3. Exercise of Option. The Option may be exercised by delivering to the Corporation at the office of the Corporate Secretary (i) a written notice, signed by the person entitled to exercise the Option, stating the designated number of shares such person then elects to purchase, (ii) payment in an amount equal to the full purchase price of the shares to be purchased, and (iii) in the event the Option is exercised by any person other than the Employee, evidence satisfactory to the Corporation that such person has the right to exercise the Option. Payment shall be made (a) in cash, (b) in previously acquired shares of Common Stock of the Corporation, or (c) in any combination of cash and such shares. Shares tendered in payment of the purchase price which have been acquired through an exercise of a stock option shall have been held at least six months prior to exercise of the Option and shall be valued at the Fair Market Value. Upon the exercise of the Option, the Corporation shall cause the shares in respect of which the Option shall have been so exercised to be issued and delivered by crediting such shares to a book-entry account for the benefit of the Employee or his or her designee maintained by the Corporation’s stock transfer agent or its designee. The Employee does not have any rights as a shareholder in respect of any shares as to which the Option shall not have been duly exercised and no rights as a shareholder shall exist prior to the proper exercise of such Option.

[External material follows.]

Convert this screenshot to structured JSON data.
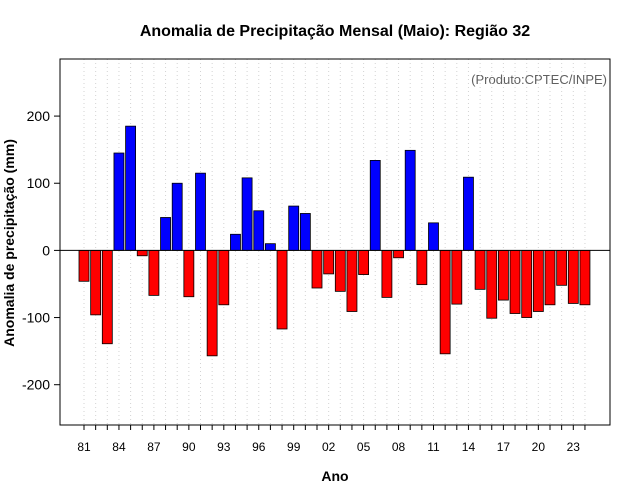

4. Prohibition Against Transfer. The Option and rights granted by the Corporation under these Terms and Conditions and the Agreement are not transferable except to family members or trust by will or by the laws of descent and distribution, provided that the Option may not be so transferred to family members or trusts except as permitted by applicable law or regulations. Without limiting the generality of the foregoing, the Option may not be assigned, transferred except as aforesaid, pledged or hypothecated, shall not be assignable by operation of law, and shall not be subject to execution, attachment or similar process. Any attempted assignment, transfer, pledge, hypothecation or other disposition of the Option contrary to the provisions hereof, or the levy of any execution, attachment or similar process upon the Option, shall be null and void and without effect.
5. Employment by Parent, Subsidiary or Successor. For the purpose of these Terms and Conditions and the Agreement, employment by the Corporation, any Subsidiary of or a successor to the Corporation shall be considered employment by the Corporation.
6. Board Committee. The Board Committee shall have authority, subject to the express provisions of the Plan as in effect from time to time, to construe these Terms and Conditions and the Agreement and the Plan, to establish, amend and rescind rules and regulations relating to the Plan, and to make all other determinations in the judgment of the Board Committee necessary or desirable for the administration of the Plan. The Board Committee may correct any defect or supply any omission or reconcile any inconsistency in these Terms and Conditions and the Agreement in the manner and to the extent it shall deem expedient to carry the Plan into effect, and it shall be the sole and final judge of such expediency.
7. Incorporation of Plan Provisions. These Terms and Conditions and the Agreement are made pursuant to the Plan, the provisions of which are hereby incorporated by reference. Capitalized terms not otherwise defined herein have the meanings set forth in the Plan. In the event of a conflict between the terms of these Terms and Conditions and the Agreement and the Plan, the terms of the Plan shall govern.